Everything is connected, so just because my involvement in the stock market is limited to one very small 401k doesn't mean that the US financial crisis doesn't affect me here, thousands of miles away. Sometimes it's nice to cling to the illusory feeling of isolation. Earlier this month when I spent a couple of weeks in the small mountain city of Zaqatala, it was easy to feel that the USA could implode and the Azerbaijani cattle would continue to saunter slowly through the streets, the nut trees would continue to bear their harvest, the clouds would continue to dance over the mountain. And, of course, they certainly would. But that doesn't mean that I wouldn't be touched by such a crisis.
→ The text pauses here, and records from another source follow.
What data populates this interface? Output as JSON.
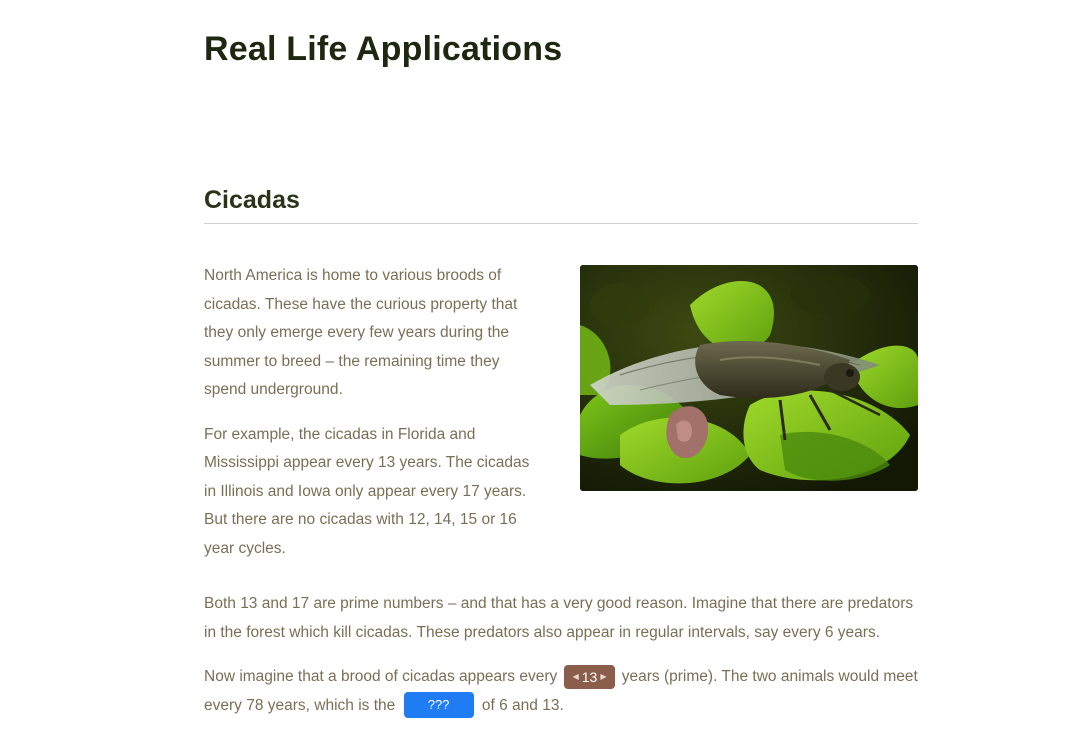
{
  "page": {
    "title": "Real Life Applications"
  },
  "section": {
    "heading": "Cicadas",
    "intro_paragraphs": [
      "North America is home to various broods of cicadas. These have the curious property that they only emerge every few years during the summer to breed – the remaining time they spend underground.",
      "For example, the cicadas in Florida and Mississippi appear every 13 years. The cicadas in Illinois and Iowa only appear every 17 years. But there are no cicadas with 12, 14, 15 or 16 year cycles."
    ],
    "paragraph_primes": "Both 13 and 17 are prime numbers – and that has a very good reason. Imagine that there are predators in the forest which kill cicadas. These predators also appear in regular intervals, say every 6 years.",
    "paragraph_brood": {
      "before_stepper": "Now imagine that a brood of cicadas appears every",
      "stepper_value": "13",
      "after_stepper": "years (prime). The two animals would meet every 78 years, which is the",
      "blank_value": "???",
      "after_blank": "of 6 and 13."
    }
  },
  "colors": {
    "heading": "#1e2710",
    "body_text": "#7a6f55",
    "stepper_bg": "#8b5d4b",
    "blank_bg": "#1f7cf3"
  },
  "icons": {
    "stepper_left": "caret-left-icon",
    "stepper_right": "caret-right-icon"
  }
}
I was reading the post-vote commentary this morning, and one comment stuck with me. A majority of Republican representatives voted against the economic rescue plan, displaying their independence from an administration that begs for their support. Where - the commentator asked - was this independence six years ago, when the Bush administration was drumming up the case for war? In that case, independence would certainly have been a good thing. Perhaps if the Congress had not been so servile, we would not be mired in the aftermath of a tragically failed foreign policy. Now - members of the House of Representatives - especially Republicans -demonstrate their independence - and risk causing even greater harm to the economy. Very perverse.
(I see plenty of problems with the bailout bill - but I think there is a strong case to be made that the cost of inaction outweighs the demerits of the legislation.)